The Bear, Kaosun İçinde Kendini Bulmak
Bir kaostan diğerine, YES CHEF!
The Bear, 2022 yılında Christopher Storer tarafından yaratılan bir Amerikan komedi-drama televizyon dizisi. Komedi - dram kategorisine koymak ne kadar mantıklı olur, orası tartışılır fakat kendine has diyalogları, senaryosu ve sinematografisi ile 3 sezondur gönlümüze taht kurduğu kesin. Bazen anlaması zor olsa da aslında herkesin kendine ait bir parçanın yansımasını gördüğü bir yapım.
Dizinin başrol oyuncusu Carmen "Carmy" Berzatto, hepimizin Shameless dizisinden tanıdığı, benim lise yıllarımın crush’ı, Jeremy Allen White. İlk sezonda Carmy’nin dünyaca ünlü, çok başarılı bir şef olduğunu görüyoruz. New York’da çalıştığı restorandan ayrılıp Chicago da bulunan The Beef adlı aile restoranına geri dönüşüyle olaylar başlıyor. İlk sezonu nasıl özetlersin diye sorarsanız, kaos değil kapana kısılmışlık hissi derim. Abisi Micheal’ın ani ve trajik ölümü nedeniyle çok sevdiği işini bırakıp eve dönmek zorunda kalan Carmy için bu hepimizin ortak algısında olan eve dönüş hissinden daha farklı. Kardeşinin neredeyse iflas ettirdiği başarısız aile dükkanını kurtarması gerektiğini hissediyor. Bunu sadece kardeşinin anısını onurlandırmak için değil, aynı zamanda kendisine bir şeyler kanıtlamak için istiyor.
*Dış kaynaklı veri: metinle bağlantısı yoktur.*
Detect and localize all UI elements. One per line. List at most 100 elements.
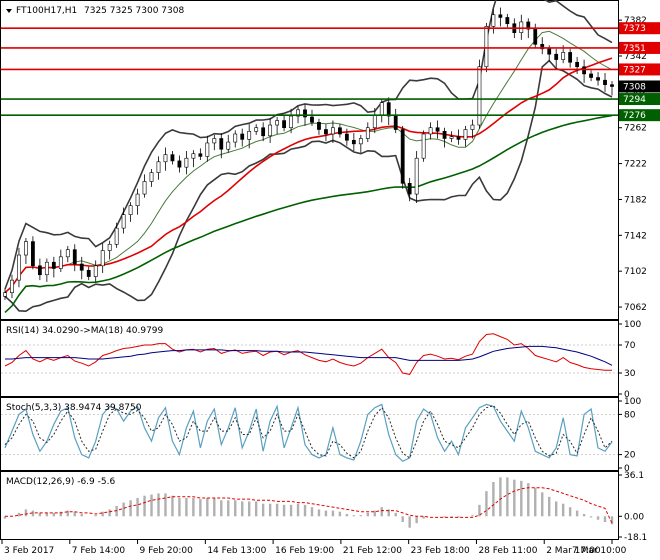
rsi-tick-label: 0 [624,390,630,400]
candle-body [17,254,21,281]
macd-tick-label: 0.00 [624,512,644,522]
ohlc-label: 7325 7325 7300 7308 [84,6,184,16]
candle-body [233,133,238,143]
candle-body [400,129,405,184]
price-tick-label: 7142 [624,231,647,241]
candle-body [44,261,49,276]
level-badge-label: 7373 [623,24,646,34]
candle-body [31,241,35,267]
candle-body [463,129,468,140]
candle-body [24,241,28,256]
stoch-tick-label: 80 [624,410,636,420]
price-tick-label: 7382 [624,16,647,26]
candle-body [128,205,133,215]
candle-body [393,115,398,130]
candle-body [10,279,14,293]
price-tick-label: 7062 [624,303,647,313]
bollinger-lower-line [4,59,613,313]
candle-body [303,109,307,118]
rsi-ma-title: ->MA(18) 40.9799 [80,326,164,336]
candle-body [100,250,105,267]
stoch-title: Stoch(5,3,3) 38.9474 39.8750 [6,403,142,413]
candle-body [491,14,496,27]
current-price-badge [619,80,660,93]
rsi-tick-label: 30 [624,369,636,379]
price-tick-label: 7102 [624,267,647,277]
stoch-axis: 0 20 80 100 [618,397,641,474]
time-tick-label: 21 Feb 12:00 [343,546,402,556]
level-badge-7327 [619,63,660,76]
level-badge-7294 [619,93,660,106]
candle-body [177,160,182,168]
price-tick-label: 7222 [624,160,647,170]
candle-body [505,17,510,25]
candle-body [37,265,42,276]
time-tick-label: 3 Feb 2017 [4,546,54,556]
candle-body [247,131,252,140]
stoch-tick-label: 20 [624,451,636,461]
candle-body [212,138,217,144]
candle-body [191,153,196,159]
candle-body [121,214,126,229]
candle-body [163,154,168,163]
candle-body [282,120,286,129]
candle-body [58,256,63,269]
rsi-title: RSI(14) 34.0290 [6,326,79,336]
candle-body [72,249,77,265]
candle-body [261,127,266,137]
candle-body [582,66,586,75]
candle-body [344,133,349,141]
candle-body [114,227,119,245]
candle-body [86,269,91,277]
candle-body [561,52,566,60]
moving-average-red-line [4,57,613,294]
time-tick-label: 7 Feb 14:00 [72,546,126,556]
time-tick-label: 23 Feb 18:00 [411,546,470,556]
candle-body [337,127,342,135]
candle-body [93,265,98,277]
candle-body [421,133,426,159]
candle-body [275,120,280,126]
price-tick-label: 7302 [624,88,647,98]
candle-body [149,172,154,182]
macd-title: MACD(12,26,9) -6.9 -5.6 [6,477,115,487]
candle-body [456,136,461,140]
candle-body [603,79,607,85]
candle-body [365,127,370,139]
price-pane[interactable] [0,0,619,320]
macd-axis: -18.1 0.00 36.1 [618,471,647,543]
candle-body [372,114,377,129]
rsi-axis: 0 30 70 100 [618,320,641,400]
price-tick-label: 7342 [624,52,647,62]
candle-body [51,261,56,269]
candle-body [379,102,384,116]
level-badge-label: 7276 [623,111,646,121]
level-badge-7276 [619,109,660,122]
candle-body [254,127,259,132]
candle-body [484,26,489,68]
candle-body [240,133,245,140]
moving-average-green-line [4,114,613,313]
level-badge-7373 [619,22,660,35]
candle-body [268,124,273,137]
candle-body [428,127,433,135]
candle-body [351,139,356,145]
level-badge-label: 7351 [623,44,646,54]
candle-body [226,141,231,150]
time-tick-label: 16 Feb 19:00 [275,546,334,556]
price-tick-label: 7182 [624,195,647,205]
candle-body [170,154,175,162]
time-tick-label: 2 Mar 17:00 [546,546,601,556]
macd-tick-label: 36.1 [624,471,644,481]
candle-body [540,44,545,50]
bollinger-upper-line [4,0,613,290]
candle-body [589,73,593,78]
stoch-plot [1,403,618,463]
price-tick-label: 7262 [624,124,647,134]
rsi-ma-line [5,345,613,366]
candle-body [449,136,454,139]
candle-body [519,21,524,33]
dropdown-triangle-icon[interactable] [6,9,12,13]
candle-body [142,181,147,195]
İlk sezonda The Beef’in profesyonellikten uzak çalışanlarıyla tanışıyoruz: Richie (Kuzen), Marcus, Tina, Neil, Gary ve Ebraheim. Ve tabii ki Micheal ve Carmy’nin ablası Sugar. Diziyi sevmemin bir diğer sebebi de her karakterin benim gözümde ana karakter kalitesinde derinliğe sahip olması
Carmy’nin geldiği mutfak kültüründen çok uzak olan bu mutfak ekibine bir de Sydney ekleniyor. Babasının favori restoranı The Beef’e küçükken sürekli gelen Sydney, tıpkı Carmy gibi ünlü bir şef olmak istiyor ve onu örnek alıyor. Carmy, abisi Michael’ın batmak üzere olan bu işletmeyi neden kendisine bıraktığını anlamasa da dükkanı satmak yerine herkesin güvenini kazanmak için çalışıyor ve onların rollerine saygı göstererek işe koyuluyor.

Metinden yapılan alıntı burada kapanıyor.